MongoDB tracks how long it spends waiting for the configured number of replicas (w) to acknowledge a write. When the acknowledgment window exceeds the `wtimeout` value (default 1,000 ms), mongod reports a WriteConcernError while the command itself still returns ok: 1. This is most visible as `MongoServerError: WriteConcernError: waiting for replication timed out` in drivers; the document is written on the primary but never confirmed to the application unless the driver retries. The embedded `writeConcernError` payload tells you which write concern failed, the `code` (usually 64 / WriteConcernFailed), and the elapsed time.
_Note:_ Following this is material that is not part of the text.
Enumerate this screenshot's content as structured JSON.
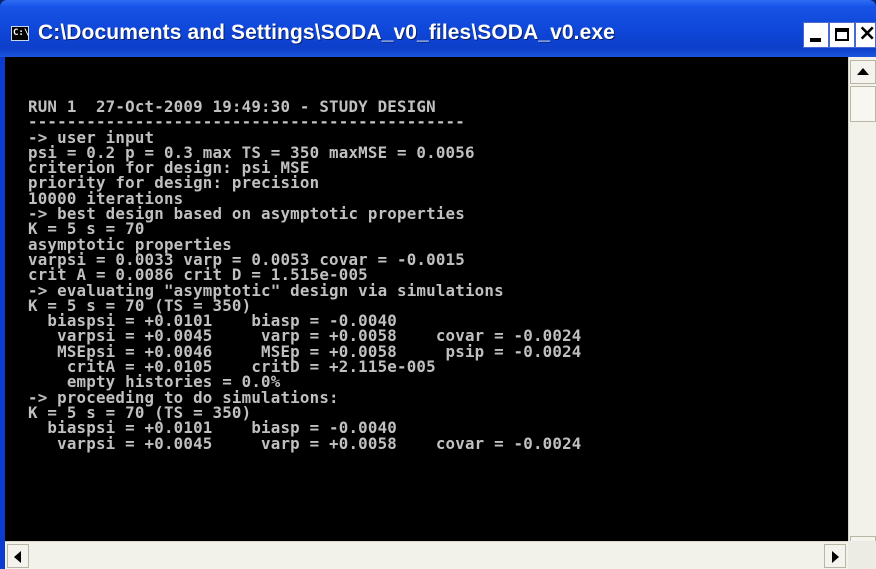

Because the timeout usually happens only during periods of replication slowness or lost secondaries, the error is a signal that either the replica set cannot reach the needed nodes in time or your timeout is too aggressive.
Use rs.status(), rs.printSecondaryReplicationInfo(), and db.serverStatus() to confirm all members are SECONDARY/PRIMARY. Look at optimeDate comparisons and ensure secondaries are not stuck in RECOVERING or down.
If a node is lagging or not reachable, fix replication synchronization by repairing the oplog, restarting the member, or adding capacity so it can apply oplog entries faster.
If legitimate writes take longer than the default 1,000 ms, extend wtimeoutMS on the driver or in mongos/command.
Node.js example:
const client = new MongoClient(uri, {
writeConcern: { w: 'majority', wtimeoutMS: 5000 },
});For a single command:
db.collection.insertOne(doc, { writeConcern: { w: 2, wtimeout: 5000 } });Increasing wtimeoutMS gives the replica set more time to meet the requested acknowledgment count without immediately raising an error.
If you cannot keep additional nodes healthy, consider using w:1 or w:majority with fewer tags. Changing to w:1 removes the need to wait for remote nodes entirely, though durability drops to only the primary.
Atlas tip: review the cluster tierβs replica set size, tags, and priority settings before relaxing w.
Heavy queries, index builds, or disk saturation can delay Oplog application. Keep secondaries performant by:
- Building indexes during low traffic windows
- Monitoring CPU/disk I/O spikes with Atlas/Cloud Manager
- Ensuring the oplog window is large enough
- Increasing priority or adding hidden members if you need more acknowledgement targets
Also verify network devices (firewalls, VPNs) are not closing idle connections faster than your heartbeat and wtimeout.
After fixing the root cause, either retry the failed operation (drivers support retryable writes when the server returns a writeConcernError) or switch to idempotent writes so your app can surface the retry logic without duplicating data.
WriteConcernError is not fatal to the cluster, but it signals that durability expectations are temporarily unmet. Even though the command returns ok: 1, the driver exposes the error so you can decide whether to retry or fail the request.